Wegner J A, Martinez-Zaguilan R, Wise M E, Gillies R J, Hoyer P B
Department of Physiology, University of Arizona, Tucson 85724.
Endocrinology. 1990 Dec;127(6):3029-37. doi: 10.1210/endo-127-6-3029.
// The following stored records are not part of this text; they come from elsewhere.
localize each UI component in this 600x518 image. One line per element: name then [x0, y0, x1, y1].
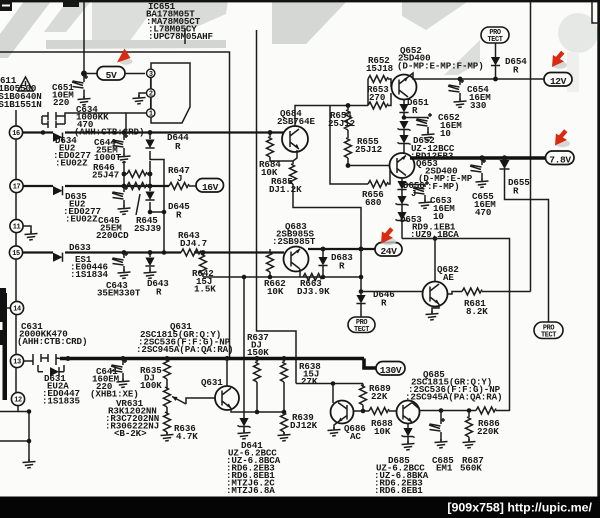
node bus junctions: [66, 356, 71, 361]
svg-text:13: 13: [13, 359, 21, 367]
svg-text:16V: 16V: [202, 182, 219, 193]
resistor R643: [178, 230, 207, 256]
left edge connector bar: [0, 288, 6, 322]
wire Q631 emitter to row412: [231, 408, 284, 412]
svg-text:5V: 5V: [106, 70, 117, 81]
svg-text:R: R: [156, 287, 162, 298]
wire Q682 emitter to ground: [432, 304, 439, 313]
svg-text:1.5K: 1.5K: [194, 284, 216, 295]
12V oval label: [544, 73, 572, 88]
svg-text:[909x758] http://upic.me/: [909x758] http://upic.me/: [447, 501, 592, 515]
svg-text:15J18: 15J18: [366, 63, 394, 74]
svg-text:R: R: [513, 186, 519, 197]
svg-text::2SB985T: :2SB985T: [272, 236, 316, 247]
svg-text:25J12: 25J12: [355, 144, 382, 155]
capacitor C645: [96, 186, 129, 241]
svg-text:DJ1.2K: DJ1.2K: [269, 184, 302, 195]
resistor R663: [297, 274, 330, 298]
wire main thick bus y=358.5: [60, 357, 364, 361]
svg-text::RD6.8EB1: :RD6.8EB1: [374, 485, 423, 496]
svg-text:10K: 10K: [374, 426, 391, 437]
diode chain D656: [395, 178, 424, 212]
svg-text:<B-2K>: <B-2K>: [114, 428, 147, 439]
wire Q684 emitter down: [293, 150, 297, 161]
svg-text:TECT: TECT: [541, 332, 556, 340]
right border line: [597, 0, 600, 518]
resistor R654: [328, 103, 355, 130]
resistor R638: [281, 359, 322, 415]
ground pin11: [25, 231, 38, 240]
svg-text::F-MP): :F-MP): [427, 181, 459, 192]
capacitor C634: [42, 104, 144, 138]
svg-text:14: 14: [13, 306, 21, 314]
130V oval label: [364, 359, 405, 377]
wire row y=384 top of Q686: [296, 383, 363, 385]
svg-text::2SC945A(PA:QA:RA): :2SC945A(PA:QA:RA): [405, 392, 502, 403]
ground below C651: [78, 96, 91, 105]
pin 15: [9, 246, 22, 259]
capacitor C644: [94, 130, 128, 163]
watermark 2007: [0, 0, 598, 92]
svg-text:(AHH:CTB:CRD): (AHH:CTB:CRD): [17, 336, 87, 347]
transistor Q652: [392, 45, 484, 100]
wire x=361 column down: [360, 249, 362, 292]
ground below C645: [118, 206, 131, 215]
wire left loop x=330: [330, 106, 368, 185]
svg-text:2SB764E: 2SB764E: [277, 116, 315, 127]
wire pin14 stub: [6, 307, 11, 309]
pin 12: [11, 392, 24, 405]
wire pin2 to ground: [139, 93, 147, 97]
svg-text:560K: 560K: [460, 463, 482, 474]
diode D643: [144, 250, 170, 297]
svg-text:24V: 24V: [380, 246, 397, 257]
svg-text:12V: 12V: [550, 76, 567, 87]
top-right corner bracket: [592, 2, 600, 23]
svg-text:D633: D633: [69, 242, 91, 253]
svg-text:220K: 220K: [477, 426, 499, 437]
svg-text:(D-MP:E-MP:F-MP): (D-MP:E-MP:F-MP): [397, 61, 484, 72]
leader line IC651: [184, 28, 186, 44]
left pin bus vertical: [15, 110, 17, 393]
svg-text:11: 11: [13, 224, 21, 232]
resistor R653: [367, 84, 391, 109]
svg-text::1S1835: :1S1835: [42, 396, 80, 407]
resistor R652: [366, 55, 394, 106]
transistor Q684: [277, 108, 315, 152]
svg-text::2SC945A(PA:QA:RA): :2SC945A(PA:QA:RA): [136, 344, 233, 355]
svg-text:AC: AC: [350, 431, 361, 442]
wire bus 15 y=252.5: [23, 251, 284, 253]
wire y=277 row: [203, 276, 361, 278]
svg-text:150K: 150K: [247, 347, 269, 358]
node x=244 y=277: [242, 275, 247, 280]
node Q684 base: [268, 130, 273, 135]
potentiometer VR631: [105, 379, 215, 439]
red arrow at 7.8V: [555, 131, 570, 148]
svg-text:J: J: [177, 173, 182, 184]
wire pin1 left and down to bus: [126, 113, 147, 133]
wire Q685 collector row 411: [412, 403, 476, 411]
svg-text:TECT: TECT: [354, 326, 369, 334]
resistor R646 pair: [92, 161, 152, 186]
capacitor C655: [470, 155, 496, 218]
resistor R656: [362, 170, 390, 208]
long vertical x=530 right: [530, 2, 532, 292]
svg-text:DJ4.7: DJ4.7: [180, 238, 207, 249]
resistor R686: [476, 407, 510, 437]
diode D635: [53, 186, 101, 224]
wire bus 17 y=186: [23, 185, 169, 187]
svg-text:2SJ39: 2SJ39: [134, 223, 161, 234]
wire pin13 row: [24, 360, 30, 362]
diode D645: [145, 186, 190, 253]
node 24V junction x=361: [359, 247, 364, 252]
svg-text::UPC78M05AHF: :UPC78M05AHF: [148, 31, 213, 42]
svg-text:100K: 100K: [140, 380, 162, 391]
diode D655: [500, 155, 549, 322]
node junction x=164 on bus15: [162, 250, 167, 255]
resistor R655: [345, 130, 383, 168]
svg-text:270: 270: [369, 92, 385, 103]
resistor R681: [448, 288, 531, 317]
resistor R647: [168, 165, 196, 190]
wire Q683 collector to row277: [299, 269, 301, 277]
node 5V junction: [81, 71, 87, 77]
diode D685 zener: [374, 424, 429, 497]
resistor R642: [192, 250, 216, 294]
warning triangle: [18, 77, 33, 91]
svg-text:25J12: 25J12: [328, 118, 355, 129]
svg-text:7.8V: 7.8V: [549, 155, 571, 166]
capacitor C652: [404, 112, 462, 141]
resistor R635: [140, 359, 171, 392]
capacitor C641: [90, 359, 139, 400]
long vertical x=256: [257, 30, 297, 384]
diode D646: [356, 289, 394, 317]
pin 16: [9, 126, 22, 139]
diode D633: [53, 242, 108, 280]
svg-text:AE: AE: [443, 272, 454, 283]
resistor R684: [259, 133, 293, 179]
wire bus 16 y=132.5: [23, 131, 283, 133]
red arrow at 5V: [117, 49, 133, 65]
svg-text::EU02Z: :EU02Z: [55, 158, 88, 169]
resistor R636: [161, 407, 199, 442]
resistor R689: [360, 383, 391, 413]
svg-text:220: 220: [53, 97, 69, 108]
resistor R637: [247, 332, 269, 414]
text 611 diode list: [0, 75, 42, 110]
svg-text:DJ12K: DJ12K: [290, 420, 318, 431]
PRO TECT oval mid: [348, 317, 375, 334]
transistor Q631 type list: [136, 321, 233, 355]
wire Q686 base row: [354, 410, 370, 412]
pin 13: [10, 354, 23, 367]
wire pin12 stubs and ground: [0, 406, 36, 468]
svg-text:25J47: 25J47: [92, 170, 119, 181]
svg-text::EU02Z: :EU02Z: [65, 214, 98, 225]
PRO TECT oval top: [481, 27, 509, 44]
pin 11: [10, 219, 23, 232]
resistor R645 on bus: [122, 183, 161, 235]
svg-text:Q631: Q631: [201, 377, 223, 388]
diode D683: [318, 247, 353, 280]
svg-text:R: R: [381, 298, 387, 309]
pin 3: [147, 69, 155, 79]
diode D631: [38, 365, 80, 407]
svg-text:2200CD: 2200CD: [96, 230, 129, 241]
resistor R688: [369, 408, 397, 438]
transistor Q653: [390, 153, 473, 192]
capacitor C651: [52, 74, 88, 109]
svg-text:R: R: [175, 141, 181, 152]
svg-text:8.2K: 8.2K: [466, 306, 488, 317]
wire Q682 collector up to row238: [434, 239, 436, 282]
frame line top: [0, 52, 230, 359]
svg-text:17: 17: [13, 184, 21, 192]
wire Q653 base row: [348, 165, 390, 167]
diode D654: [491, 43, 527, 81]
pin 1: [147, 109, 155, 119]
wire Q653 emitter to 7.8V rail: [410, 156, 546, 160]
svg-text:15: 15: [12, 250, 20, 258]
svg-text:R: R: [513, 65, 519, 76]
resistor R662: [264, 249, 286, 297]
transistor Q686: [331, 401, 366, 443]
16V oval label: [196, 179, 224, 194]
diode D641 zener: [226, 359, 281, 497]
svg-text::S1B1551N: :S1B1551N: [0, 99, 42, 110]
svg-text:1: 1: [149, 111, 153, 119]
pin 17: [10, 179, 23, 192]
capacitor C643: [97, 250, 141, 298]
svg-text:680: 680: [365, 197, 381, 208]
transistor Q683: [272, 221, 316, 272]
svg-text:4.7K: 4.7K: [176, 431, 198, 442]
wire 24V rail: [308, 248, 375, 250]
wire: vertical input x=84 from top: [83, 2, 85, 74]
svg-text:10K: 10K: [267, 286, 284, 297]
wire pin11 to ground: [23, 226, 31, 233]
24V oval label: [375, 243, 402, 258]
svg-text:DJ3.9K: DJ3.9K: [297, 286, 330, 297]
red arrow at 24V: [381, 229, 396, 246]
wire Q686 emitter ground: [334, 422, 338, 429]
capacitor C631: [17, 321, 87, 365]
svg-text:EM1: EM1: [436, 463, 453, 474]
transistor Q685 type list: [405, 369, 502, 403]
svg-text:10: 10: [433, 211, 444, 222]
svg-text:D651: D651: [407, 97, 429, 108]
svg-text::1S1834: :1S1834: [70, 269, 108, 280]
transistor Q631: [201, 377, 239, 410]
7.8V oval label: [546, 151, 575, 166]
wire Q652 emitter to 12V rail: [408, 73, 545, 79]
wire Q631 collector: [226, 359, 228, 387]
red arrow at 12V: [552, 52, 567, 69]
svg-text:35EM330T: 35EM330T: [97, 288, 141, 299]
svg-text:R: R: [412, 105, 418, 116]
svg-text:470: 470: [475, 207, 491, 218]
capacitor C653: [400, 181, 456, 222]
svg-text:12: 12: [14, 397, 22, 405]
diode D652 zener: [397, 115, 454, 161]
capacitor C654: [448, 77, 491, 111]
resistor R639: [278, 412, 318, 441]
transistor Q682: [423, 264, 459, 307]
wire row y=238: [402, 239, 510, 412]
svg-text:27K: 27K: [301, 376, 318, 387]
diode D634: [41, 130, 91, 168]
svg-text::MTZJ6.8A: :MTZJ6.8A: [226, 485, 275, 496]
wire Q686 collector up: [332, 384, 334, 404]
capacitor C685: [429, 411, 454, 474]
svg-text:R: R: [176, 210, 182, 221]
svg-text:130V: 130V: [380, 365, 402, 376]
ground at pin2: [133, 95, 146, 104]
wire long vertical x=244: [243, 277, 245, 359]
svg-text:R: R: [339, 261, 345, 272]
svg-text:16: 16: [12, 130, 20, 138]
diode chain D651: [399, 97, 429, 119]
ground below C644: [118, 154, 131, 163]
PRO TECT oval right: [534, 322, 563, 340]
svg-text:330: 330: [470, 100, 486, 111]
diode D644: [145, 130, 189, 212]
corner glyph top-left: [0, 0, 79, 11]
top border line: [0, 0, 600, 2]
svg-text:10: 10: [440, 128, 451, 139]
svg-text:TECT: TECT: [488, 36, 503, 44]
IC651 regulator text: [146, 1, 213, 42]
svg-text:22K: 22K: [371, 391, 388, 402]
bottom black banner: [0, 497, 600, 518]
wire pin3-pin2-pin1: [150, 78, 152, 109]
wire Q684 collector up: [295, 106, 368, 127]
5V oval label: [87, 67, 145, 82]
resistor R687: [460, 411, 484, 474]
pin 14: [10, 301, 23, 314]
wire Q682 base row: [361, 291, 423, 293]
diode D653 zener: [395, 212, 459, 240]
op-amp/regulator IC651 outline: [151, 63, 190, 123]
svg-text:D655: D655: [508, 177, 530, 188]
transistor Q685: [397, 401, 420, 424]
pin 2: [147, 89, 155, 99]
resistor R685: [269, 161, 361, 251]
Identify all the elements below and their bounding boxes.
The effect of prostaglandin F2 alpha (PGF2 alpha) on cytosolic calcium homeostasis was studied in suspensions of ovine large or small luteal cells from superovulated ewes. In large cells loaded with fura-2 (AM), resting cytosolic-free calcium ([Ca2+]i) was 62 +/- 5 nM (Hanks' medium, pH 7.15), and PGF2 alpha (0.5 microM) induced a rapid transient increase in [Ca2+]i to 152 +/- 6 nM, which then decreased to 97 +/- 6 nM within 3 min and remained at this level for the remainder of the treatment period (10-20 min). PGF2 alpha did not alter intracellular pH (pHi) in cells loaded with snarf-1 (AM) (pHi indicator). The transient nature of the [Ca2+]i increase was due, at least in part, to the ability of PGF2 alpha to stimulate (P less than 0.05) 45Ca2+ efflux. In small cells, resting [Ca2+]i was 57 +/- 5 nM, and no change in [Ca2+]i levels or pHi occurred with the addition of PGF2 alpha. PGF2 alpha also did not affect 45Ca2+ efflux in small cells. Calcium uptake was not significantly altered by PGF2 alpha in large or small cells. Data from kinetic analysis of the calcium transient was best fit to a two-compartment model consisting of a rapidly effluxing compartment and a slowly effluxing compartment. The size and rate constants were 62 +/- 10 nM and 3.6 +/- 1 min-1, respectively, for the rapidly effluxing compartment and 140 +/- 9 nM and 0.02 +/- 0.002 min-1, respectively, for the slowly effluxing compartment. These results provide evidence for a direct effect of PGF2 alpha specifically on the ovine large luteal cell that involves alterations in [Ca2+]i and calcium flux. This effect is likely to be involved in intracellular mediation of the signal for luteal regression.
在超排母羊的大或小黄体细胞悬液中研究了前列腺素F2α(PGF2α)对细胞溶质钙稳态的影响。在负载fura-2(AM)的大细胞中,静息细胞溶质游离钙([Ca2+]i)为62±5 nM(汉克斯培养基,pH 7.15),PGF2α(0.5 μM)诱导[Ca2+]i迅速短暂升高至152±6 nM,然后在3分钟内降至97±6 nM,并在剩余的处理期(10 - 20分钟)内维持在该水平。PGF2α未改变负载snarf-1(AM)(pHi指示剂)的细胞内pH(pHi)。[Ca2+]i升高的短暂性质至少部分归因于PGF2α刺激(P < 0.05)45Ca2+流出的能力。在小细胞中,静息[Ca2+]i为57±5 nM,添加PGF2α后[Ca2+]i水平或pHi未发生变化。PGF2α也不影响小细胞中的45Ca2+流出。PGF2α对大或小细胞中的钙摄取没有显著影响。钙瞬变的动力学分析数据最适合由快速流出区室和缓慢流出区室组成的双室模型。快速流出区室的大小和速率常数分别为62±10 nM和3.6±1 min-1,缓慢流出区室的大小和速率常数分别为140±9 nM和0.02±0.002 min-1。这些结果为PGF2α对绵羊大黄体细胞的直接作用提供了证据,该作用涉及[Ca2+]i和钙通量的改变。这种作用可能参与黄体退化信号的细胞内介导。